Question argent, Bruxelles n’est pas facile d’accès pour une étudiante qui doit financer tout d’elle même. L’option « Internat » est donc une bonne alternative aux loyers souvent trop élevés des Kots. De plus, le prix à payer (250€) comprend la nourriture et les charges, forcément. Donc pas de mauvaise surprise à la fin du mois ! Avec un job sur le côté, il est donc possible de garder un peu d’argent de poche et, évidemment, de le dépenser en shopping et en restos après les cours. C’est pas beau ça ?
Malgré les légendes autour des « pensions », ce type d’expérience est à vivre comme une étape vers l’indépendance. Mais l’indépendance c’est aussi avoir des responsabilités, comme les horaires à respecter ou savoir vivre avec les internes et les figures d’autorité. Même si on ne vit pas seule, qu’on ne cuisine pas et qu’on ne fait pas nos lessives, être en internat signifie être loin de ses habitudes et de son confort personnel. Mais c’est justement là que c’est intéressant car on apprend réellement à se responsabiliser. Tout le travail va se faire au niveau de nos capacités d’adaptation, ce sera d’ailleurs plus difficile chez certaines filles que chez d’autres. Même si les dimanches soirs n’étaient pas des plus motivants, les vendredi l’étaient plus que jamais !

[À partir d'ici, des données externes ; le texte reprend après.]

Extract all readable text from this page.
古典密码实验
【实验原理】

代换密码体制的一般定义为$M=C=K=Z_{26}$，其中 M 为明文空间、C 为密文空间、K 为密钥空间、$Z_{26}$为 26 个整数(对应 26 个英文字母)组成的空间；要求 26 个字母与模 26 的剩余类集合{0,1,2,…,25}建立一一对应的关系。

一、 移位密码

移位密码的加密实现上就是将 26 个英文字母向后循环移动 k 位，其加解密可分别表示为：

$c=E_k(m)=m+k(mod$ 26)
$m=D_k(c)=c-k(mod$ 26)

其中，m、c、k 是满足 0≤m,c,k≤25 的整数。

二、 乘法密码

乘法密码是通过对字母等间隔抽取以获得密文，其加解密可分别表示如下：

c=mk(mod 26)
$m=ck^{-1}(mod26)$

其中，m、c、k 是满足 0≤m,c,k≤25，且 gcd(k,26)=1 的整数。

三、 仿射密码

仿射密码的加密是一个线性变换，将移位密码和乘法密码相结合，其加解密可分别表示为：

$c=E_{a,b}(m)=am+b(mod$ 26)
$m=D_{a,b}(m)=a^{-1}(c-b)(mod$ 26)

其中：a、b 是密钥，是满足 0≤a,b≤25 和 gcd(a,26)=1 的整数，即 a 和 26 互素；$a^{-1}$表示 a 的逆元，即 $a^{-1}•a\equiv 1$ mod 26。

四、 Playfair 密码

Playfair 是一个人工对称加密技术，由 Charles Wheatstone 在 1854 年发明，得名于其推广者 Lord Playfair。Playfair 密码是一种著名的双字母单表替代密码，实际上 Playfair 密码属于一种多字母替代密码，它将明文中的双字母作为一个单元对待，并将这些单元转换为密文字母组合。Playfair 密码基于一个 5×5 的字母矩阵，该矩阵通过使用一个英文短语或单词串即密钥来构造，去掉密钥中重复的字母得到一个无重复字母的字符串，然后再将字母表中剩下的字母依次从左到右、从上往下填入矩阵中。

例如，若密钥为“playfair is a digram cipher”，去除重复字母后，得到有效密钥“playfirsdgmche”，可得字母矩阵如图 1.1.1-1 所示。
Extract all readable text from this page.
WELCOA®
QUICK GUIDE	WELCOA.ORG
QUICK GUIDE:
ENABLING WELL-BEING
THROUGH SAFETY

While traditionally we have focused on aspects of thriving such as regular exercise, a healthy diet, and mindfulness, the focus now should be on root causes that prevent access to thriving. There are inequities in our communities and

Ce que je retiendrai le plus de cette année, ce sont les filles que j’ai rencontré. Telles des héros de guerre, des filles qui traversent les mêmes galères, on tisse des liens avec une seconde famille. Notre clan à nous, c’était les « Internanas ! ». Avec elles, plein de bons moments passés en dehors ou au sein de l’internat. Parce que oui, l’internat organisait aussi des soirées ! Notamment une soirée Halloween, où tout le monde était déguisé et divisé en équipes. Chaque équipe avait une carte qui la menait à des pièces secrètes. L’intrigue ? Il y avait eu un meurtre et il fallait trouver des indices sur le coupable, le lieu et l’arme du crime. Un genre de Cluedo Horror Show géant !
Autres pièces que l’internat mettait à notre disposition, c’étaient celles pour étudier, lire ou encore aller sur internet. Mais nous avions aussi accès à des lieux de détente, comme la salle de billard ou notre salle ciné – baby-foot ! On a d’ailleurs failli mettre en place un championnat, mais on s’est dit que ça allait vite tourner en règlements de compte entre tigresses de la jungle..
Je me souviens aussi de tous ces repas de fêtes, préparés soigneusement par Marie qui donnait corps et âme pour nous faire des repas de dingue ! Toutes les filles mangeaient ensemble. Car la magie de Noël, on ne la gâche pas avec des rancoeurs ou des ragots.
Enfin, la soirée qui clôture l’année en beauté … Celle du nouvel an ! On l’a fêté début mars, donc on l’attendait depuis deux mois cette soirée. La musique à fond et toutes les filles sur leur trente et un ! Hauts-talons, make up au top, coiffures laquées, elles étaient au « climax » de leur sexytude et toutes ready pour pécho ! Pécho qui ? Sûrement le DJ car c’était le seul mec de la soirée…
Bref ces amies là, c’est le genre à venir frapper à la porte de ta chambre pour que tu viennes manger en même temps qu’elles. Elles te gardent ton plateau et choisissent ton dessert préféré parce qu’elles savent bien que tu seras en retard. Elles ont toujours un histoire à te raconter sur le coin du lit. Et elles sont hyper cools, parce que ramener du vin dans les chambres sans se faire repérer, c’est comme manger une pizza sans que maître Splinter ne te voit !
Cette année m’a beaucoup appris, sur les autres et sur moi. Vivre cette expérience à 21 ans, ce n’est pas « Has Been » mais hyper enrichissant !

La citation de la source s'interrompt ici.